Some children may experience breathing difficulties and sleep issues when their tonsils are enlarged. It’s been shown that children are almost four-times more likely to have sleep disordered breathing with enlarged tonsils.
Recent government data shows that on an annual basis, children and adolescents are having between 300-to-400,000 tonsillectomies performed. Girls, however, tend to have this procedure performed at nearly twice the rate as boys. Adenoidectomies, on the other hand, are performed 1.5 times more often with boys.
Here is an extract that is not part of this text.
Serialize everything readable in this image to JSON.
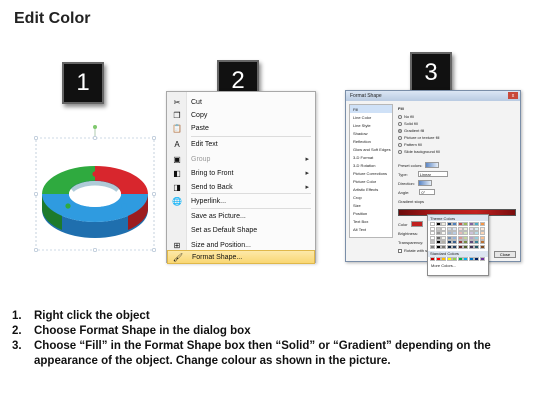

Studies show that 90% of the tonsillectomies performed in children 30 years ago were due to recurring infections. Currently, 20% are due to infections and 80% for obstructive sleep problems.
It’s important to obtain treatment as soon as possible for ear, nose, and throat problems in children and adolescents. Having uninterrupted sleep is of obvious importance for creating and maintaining health and well-being. When left untreated, ear, nose, and throat problems can potentially lead to infections and speech issues. Furthermore, it’s important to rule out the possibility of a more serious disease.